Было уже совсем темно, и только подойдя вплотную к телеге, мы разглядели на ней нехитрое сооружение из коротких бревнышек, стянутое железными болтами. На нем торчали остатки ручного пулемета, который, судя по всему, провел жестокий бой.
— Где же тут винт? — не утерпел водитель, а бойцы-транспортники все засмеялись.
— Винтовая установка пошла вперед, — смеясь, сказал тот, кто поддерживал разговор с водителем. — А корабль у нас остался. Вот
— Машина «рено» марки «тпру» и «но», — пошутил водитель, но в голосе его уже не было прежней высокомерной насмешливости.
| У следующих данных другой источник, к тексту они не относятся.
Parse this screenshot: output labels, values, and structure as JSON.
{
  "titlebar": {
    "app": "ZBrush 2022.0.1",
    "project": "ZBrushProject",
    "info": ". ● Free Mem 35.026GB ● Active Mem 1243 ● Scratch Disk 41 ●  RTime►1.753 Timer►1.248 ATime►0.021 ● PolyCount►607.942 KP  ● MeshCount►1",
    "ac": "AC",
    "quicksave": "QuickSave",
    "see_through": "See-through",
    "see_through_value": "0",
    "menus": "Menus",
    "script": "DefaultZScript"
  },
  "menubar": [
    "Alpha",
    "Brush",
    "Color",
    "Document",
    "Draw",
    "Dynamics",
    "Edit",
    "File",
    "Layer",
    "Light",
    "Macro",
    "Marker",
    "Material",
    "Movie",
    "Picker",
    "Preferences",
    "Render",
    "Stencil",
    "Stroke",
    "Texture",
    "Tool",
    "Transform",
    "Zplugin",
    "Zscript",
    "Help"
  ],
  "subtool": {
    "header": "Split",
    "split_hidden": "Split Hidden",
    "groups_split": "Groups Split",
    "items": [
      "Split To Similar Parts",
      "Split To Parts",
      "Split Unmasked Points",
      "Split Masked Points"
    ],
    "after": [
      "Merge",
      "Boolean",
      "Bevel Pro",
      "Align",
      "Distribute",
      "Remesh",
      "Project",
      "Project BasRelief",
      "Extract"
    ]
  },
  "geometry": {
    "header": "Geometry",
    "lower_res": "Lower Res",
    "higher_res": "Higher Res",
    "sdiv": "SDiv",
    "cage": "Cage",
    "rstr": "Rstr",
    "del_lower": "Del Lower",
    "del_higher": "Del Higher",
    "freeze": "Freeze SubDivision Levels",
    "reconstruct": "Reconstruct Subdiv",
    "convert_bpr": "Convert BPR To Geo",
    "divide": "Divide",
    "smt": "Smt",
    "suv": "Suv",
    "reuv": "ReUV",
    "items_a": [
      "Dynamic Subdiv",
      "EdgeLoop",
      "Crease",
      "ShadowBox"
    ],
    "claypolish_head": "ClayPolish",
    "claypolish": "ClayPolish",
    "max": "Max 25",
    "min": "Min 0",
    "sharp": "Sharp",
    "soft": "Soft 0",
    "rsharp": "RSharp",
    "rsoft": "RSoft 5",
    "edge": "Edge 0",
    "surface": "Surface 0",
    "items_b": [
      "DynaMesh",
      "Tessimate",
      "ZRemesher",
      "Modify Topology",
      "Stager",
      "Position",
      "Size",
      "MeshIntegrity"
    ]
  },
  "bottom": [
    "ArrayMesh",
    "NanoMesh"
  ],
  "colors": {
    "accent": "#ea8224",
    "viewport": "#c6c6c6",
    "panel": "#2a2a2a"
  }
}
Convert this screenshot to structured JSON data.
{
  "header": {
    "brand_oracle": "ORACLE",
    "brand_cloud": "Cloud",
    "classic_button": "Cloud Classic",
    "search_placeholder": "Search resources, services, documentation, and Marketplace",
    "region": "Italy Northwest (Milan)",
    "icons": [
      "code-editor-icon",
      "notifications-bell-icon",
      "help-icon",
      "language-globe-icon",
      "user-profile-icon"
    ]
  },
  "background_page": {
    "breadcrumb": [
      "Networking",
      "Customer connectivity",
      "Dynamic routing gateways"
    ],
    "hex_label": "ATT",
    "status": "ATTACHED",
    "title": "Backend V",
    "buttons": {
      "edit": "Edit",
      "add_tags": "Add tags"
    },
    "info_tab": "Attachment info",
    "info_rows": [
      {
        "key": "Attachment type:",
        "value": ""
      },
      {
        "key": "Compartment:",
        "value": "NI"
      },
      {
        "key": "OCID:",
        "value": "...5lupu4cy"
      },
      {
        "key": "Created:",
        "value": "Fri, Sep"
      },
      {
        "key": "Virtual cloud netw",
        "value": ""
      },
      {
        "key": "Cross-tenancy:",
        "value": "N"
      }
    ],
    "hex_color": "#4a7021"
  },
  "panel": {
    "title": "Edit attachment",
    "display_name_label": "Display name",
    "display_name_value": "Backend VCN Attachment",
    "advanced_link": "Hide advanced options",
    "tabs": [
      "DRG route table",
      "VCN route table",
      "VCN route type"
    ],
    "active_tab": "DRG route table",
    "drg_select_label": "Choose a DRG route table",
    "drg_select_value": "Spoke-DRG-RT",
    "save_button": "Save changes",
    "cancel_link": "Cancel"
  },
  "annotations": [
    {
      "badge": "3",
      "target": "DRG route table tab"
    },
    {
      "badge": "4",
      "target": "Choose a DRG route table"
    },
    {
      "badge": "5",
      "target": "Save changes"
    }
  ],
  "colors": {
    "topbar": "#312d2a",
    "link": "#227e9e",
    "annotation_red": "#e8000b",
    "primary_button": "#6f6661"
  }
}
Говоривший между тем отошел в сторону и снова похлопал рукой, теперь уже по куску металла.
— А вот наш эсминец! — сказал он ласково.
На крохотном плотике был прикреплен щиток от станкового пулемета. Боец переплывал реку, вооружившись гранатами, под заслоном щитка.
— А это вот… наш солдатский линкор, — показал он на два металлических цилиндра с ручками на крышках, напоминающие большие банки из-под варенья.
— Да это же мороженицы! — крикнул водитель, сразу разгадавший природу «линкора».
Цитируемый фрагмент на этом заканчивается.